2023 Quick Links: Social Media

Facebook

* Meta Platforms, Inc. v. District of Columbia, 2023 WL 5964764 (D.C. Ct. App. Sept. 14, 2023). This is the latest ruling in an investigation by DC Attorney General into Meta’s content moderation practices, especially regarding COVID-19 policies. “The District, perceiving a mismatch between these public statements and the widespread dissemination of vaccine misinformation on Facebook, is investigating Meta’s potential violations of the CPPA.” Investigations like this should make everyone nervous that they are motivated by censorship and will in fact change content moderation practices, but the court doesn’t seem worried about that at all. Facebook resisted a subpoena demanding public (or near-public) posts. The court rejects Meta’s First Amendment challenge:

Meta tries to take this argument a step further, claiming an investigation into its statements about its content moderation practices might indirectly chill those practices themselves. “[J]ust as a subpoena demanding notes from an editorial board meeting would risk chilling a newspaper’s editorial rights,” Meta argues, so too does the subpoena here threaten its “exercise of editorial control.” The problem with that analogy is that Meta not only made its content moderation policies publicly available, it then widely touted the actions that were supposedly taken pursuant to those policies; indeed, those public statements were the basis for the District’s investigation. To piggyback on the editorial board analogy, if the newspaper itself had published an account of its editorial policies and decisions, and it turned out to be potentially fraudulent in some way, it would not chill the newspaper’s exercise of editorial control to investigate whether the newspaper’s public statements on that topic were false.

The court is way off-base here for reasons I explain in this article. Could the FTC investigate Fox News’ “fair and balanced” tagline by digging into its editorial practices? No, and it’s not even close. Note also how governments will weaponize mandatory TOS disclosures, i.e., if you didn’t tell the public them, then they wouldn’t have acted as promises to consumers, but since we compelled you to tell the public, we can now treat them as enforceable promises.

* Six4Three v. Facebook, CIV 533328 (Cal. Superior Ct. June 17, 2022). Court granted Facebook’s anti-SLAPP motion in lawsuit over “publication/de-publication to developers via the Facebook Platform API”:

Plaintiff’s app depended on Facebook’s publication of third-party user’s photos to developers through Facebook’s Platform. When Facebook cutoff access to its API, or depublished the third-party content, to developers, the developers no longer had access to the third-party content even though it would be available on Facebook to other end-users contingent on user controlled privacy settings….. Facebook’s decision to de-publish third party content from developers, but not end users, is protected by the Communications Decency Act

The court awarded Facebook $683k in attorneys fees.
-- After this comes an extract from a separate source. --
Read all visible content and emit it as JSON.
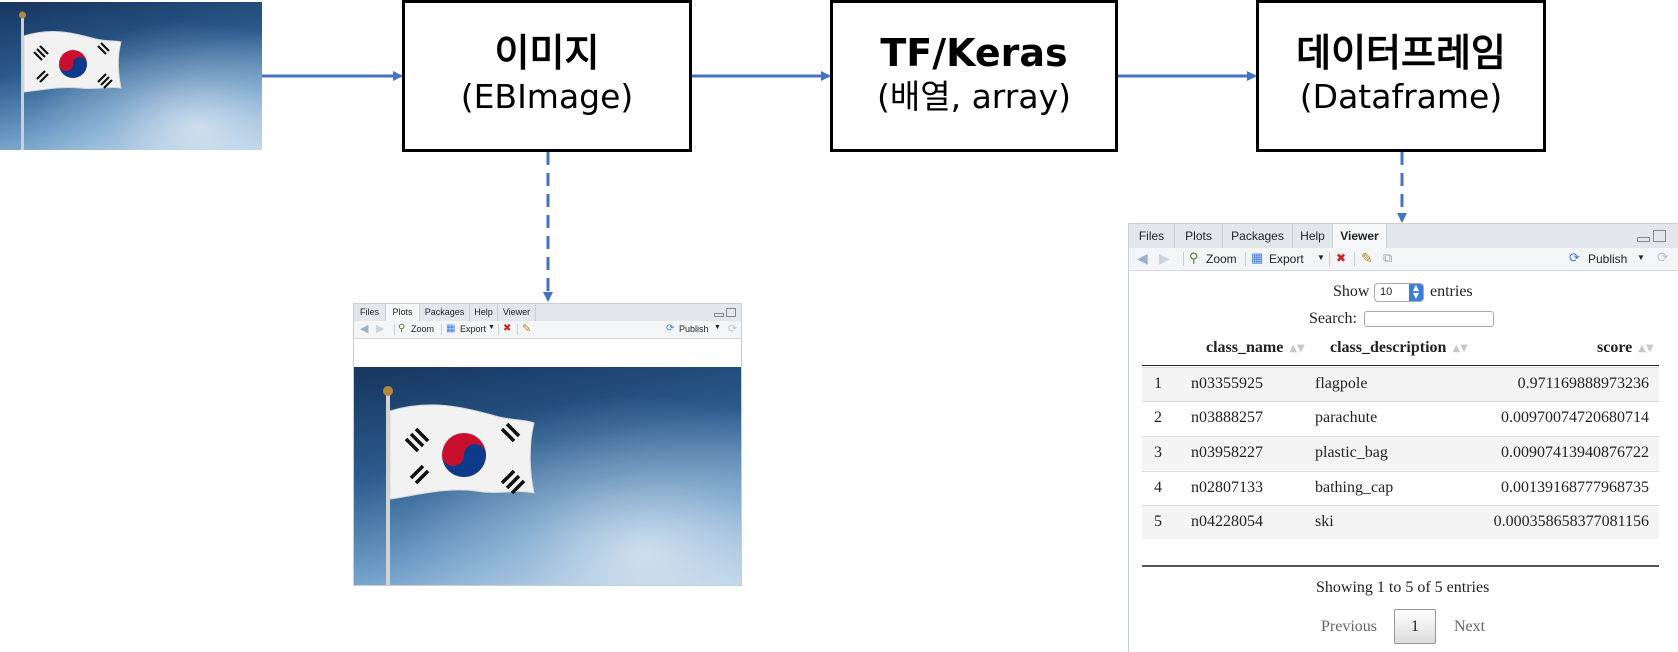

Ouch.

* CNN: Mark Zuckerberg personally rejected Meta’s proposals to improve teen mental health, court documents allege

* WSJ: Facebook Wanted Out of Politics. It Was Messier Than Anyone Expected.

* OII: “No evidence linking Facebook adoption and negative well-being: Oxford study.” BBC: Facebook’s growth not linked to psychological harm, study finds

* Science: How do social media feed algorithms affect attitudes and behavior in an election campaign?

We investigated the effects of Facebook’s and Instagram’s feed algorithms during the 2020 US election. We assigned a sample of consenting users to reverse-chronologically-ordered feeds instead of the default algorithms. Moving users out of algorithmic feeds substantially decreased the time they spent on the platforms and their activity. The chronological feed also affected exposure to content: The amount of political and untrustworthy content they saw increased on both platforms, the amount of content classified as uncivil or containing slur words they saw decreased on Facebook, and the amount of content from moderate friends and sources with ideologically mixed audiences they saw increased on Facebook. Despite these substantial changes in users’ on-platform experience, the chronological feed did not significantly alter levels of issue polarization, affective polarization, political knowledge, or other key attitudes during the 3-month study period.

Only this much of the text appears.